What neither warning could have anticipated was that certain media outlets operating inside the Kurdistan Region would, at precisely this moment, choose to devote their coverage to publishing granular surveillance of that same university.
The American University of Kurdistan is not a political institution. It is not owned by Americans, it only uses American style of learning. Founded in 2014 in Duhok as a public, not-for-profit university, AUK was built on a straightforward premise: that the Kurdistan Region deserved a center of intellectual excellence, cross-disciplinary research, and the kind of liberal education that produces engineers, nurses, business leaders, and scientists rather than partisans. It holds no political affiliation. It wages no ideological campaign. Its four colleges, Engineering, Business, Arts and Sciences, and Nursing, are monuments to exactly the kind of future that responsible governance is supposed to protect.
That is precisely what makes the recent media campaign against it so remarkable in its cynicism.
Over recent days, several media channels with visible ties to a particular political current within the Kurdistan Region have published what can only be described as targeting packages. Detailed information about AUK, its layout, its operations, its visibility, circulated not in the form of academic critique or editorial commentary, but as the kind of granular, sustained coverage that serves no journalistic purpose except one: to ensure that those looking for a target know exactly where to look.
In any functioning media environment, the standard framework is clear. Outlets exercise editorial restraint during periods of heightened security risk. They do not publish surveillance profiles of civilian institutions when armed groups with a documented appetite for drone strikes against the Kurdistan Region are actively attacking Kurdistan. They do not amplify threat environments by handing potential attackers a roadmap. These are not abstract principles of press ethics. They are the minimum standards that separate journalism from operational facilitation.
What is being observed here crosses that line, not recklessly, but methodically.
Some paramilitary groups in Iraq have spent years probing the Kurdistan Region's defenses, targeting oil fields, airports, and infrastructure with drones that Kurdish authorities have traced to Iranian manufacture.
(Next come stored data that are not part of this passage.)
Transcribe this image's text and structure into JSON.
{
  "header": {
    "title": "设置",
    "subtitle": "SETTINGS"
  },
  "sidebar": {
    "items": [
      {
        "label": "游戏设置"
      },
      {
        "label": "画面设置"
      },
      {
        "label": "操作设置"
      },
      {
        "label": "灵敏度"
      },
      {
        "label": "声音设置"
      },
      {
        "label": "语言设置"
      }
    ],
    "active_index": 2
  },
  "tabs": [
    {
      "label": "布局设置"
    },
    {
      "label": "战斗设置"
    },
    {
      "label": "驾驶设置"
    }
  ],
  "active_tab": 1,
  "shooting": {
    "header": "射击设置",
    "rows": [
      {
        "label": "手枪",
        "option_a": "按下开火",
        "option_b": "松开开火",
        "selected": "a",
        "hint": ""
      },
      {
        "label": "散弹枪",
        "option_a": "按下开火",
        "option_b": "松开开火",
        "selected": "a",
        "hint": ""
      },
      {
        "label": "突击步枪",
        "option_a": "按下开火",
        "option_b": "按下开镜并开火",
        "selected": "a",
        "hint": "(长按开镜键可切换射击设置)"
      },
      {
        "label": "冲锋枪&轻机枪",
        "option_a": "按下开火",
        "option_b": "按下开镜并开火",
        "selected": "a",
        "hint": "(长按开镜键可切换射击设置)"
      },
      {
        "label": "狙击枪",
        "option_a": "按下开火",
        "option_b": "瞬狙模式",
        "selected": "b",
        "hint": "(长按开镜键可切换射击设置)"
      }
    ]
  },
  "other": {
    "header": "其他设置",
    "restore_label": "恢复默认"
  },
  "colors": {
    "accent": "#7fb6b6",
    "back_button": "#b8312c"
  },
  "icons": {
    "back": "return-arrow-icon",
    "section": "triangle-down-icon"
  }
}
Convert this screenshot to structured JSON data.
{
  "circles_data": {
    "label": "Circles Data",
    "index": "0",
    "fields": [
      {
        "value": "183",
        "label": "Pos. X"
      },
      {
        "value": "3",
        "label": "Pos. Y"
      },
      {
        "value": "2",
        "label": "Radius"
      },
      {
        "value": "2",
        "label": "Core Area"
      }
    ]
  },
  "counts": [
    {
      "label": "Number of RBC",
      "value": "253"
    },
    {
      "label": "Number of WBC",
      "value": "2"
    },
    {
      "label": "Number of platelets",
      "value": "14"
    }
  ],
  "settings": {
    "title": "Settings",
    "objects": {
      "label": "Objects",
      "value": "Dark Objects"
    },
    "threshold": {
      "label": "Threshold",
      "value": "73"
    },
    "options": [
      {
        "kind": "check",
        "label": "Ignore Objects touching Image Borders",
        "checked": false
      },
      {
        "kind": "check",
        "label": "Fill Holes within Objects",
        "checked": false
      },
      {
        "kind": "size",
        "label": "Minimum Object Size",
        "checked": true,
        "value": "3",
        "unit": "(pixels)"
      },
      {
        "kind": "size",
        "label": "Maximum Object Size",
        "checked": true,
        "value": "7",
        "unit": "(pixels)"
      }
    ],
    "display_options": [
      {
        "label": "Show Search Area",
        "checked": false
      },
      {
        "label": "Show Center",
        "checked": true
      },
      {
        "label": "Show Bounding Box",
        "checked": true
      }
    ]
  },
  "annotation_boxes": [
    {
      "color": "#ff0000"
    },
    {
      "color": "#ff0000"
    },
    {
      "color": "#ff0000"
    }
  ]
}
The Iraqi paramilitary groups do not need detailed instructions from Tehran to act. What it needs, what any complex, networked militant structure needs, is local intelligence, local lobby, local orientation, and the political cover that comes from a local media narrative that has already framed the target as deserving of scrutiny.
That narrative is now being constructed, brick by brick, by outlets whose political loyalties are an open secret in Erbil and beyond.
There is a concept in strategic communication that analysts sometimes call narrative pre-positioning, the act of constructing a media environment in which violence, when it comes, appears to have been justified in advance. It is subtler than incitement. It is harder to prosecute. But it is no less deliberate. When a media outlet with a known political sponsor spends days providing detailed, visually supported information about an American university at the precise moment that Iran's military arm has declared such universities legitimate targets, the question of intent answers itself.
Political movements are responsible for the instruments they sustain. When those instruments begin functioning as amplifiers for threats that the United States Embassy has formally warned about, the distinction between editorial independence and political direction becomes, at best, unconvincing.
There are moments in every conflict when the architecture of future accountability is quietly assembled. Not by courts, not yet, but by documentation, by pattern, by the record of who said what when the signals were already clear. The IRGC issued its warning. The US Embassy issued its warning. And certain media channels, tethered to a specific political center of gravity, chose that window to flood the information environment with material that could serve no purpose except one.
History is watching. And in this region, history has a long memory.
The views expressed in this article are those of the author and do not necessarily reflect the views of Kurdistan24.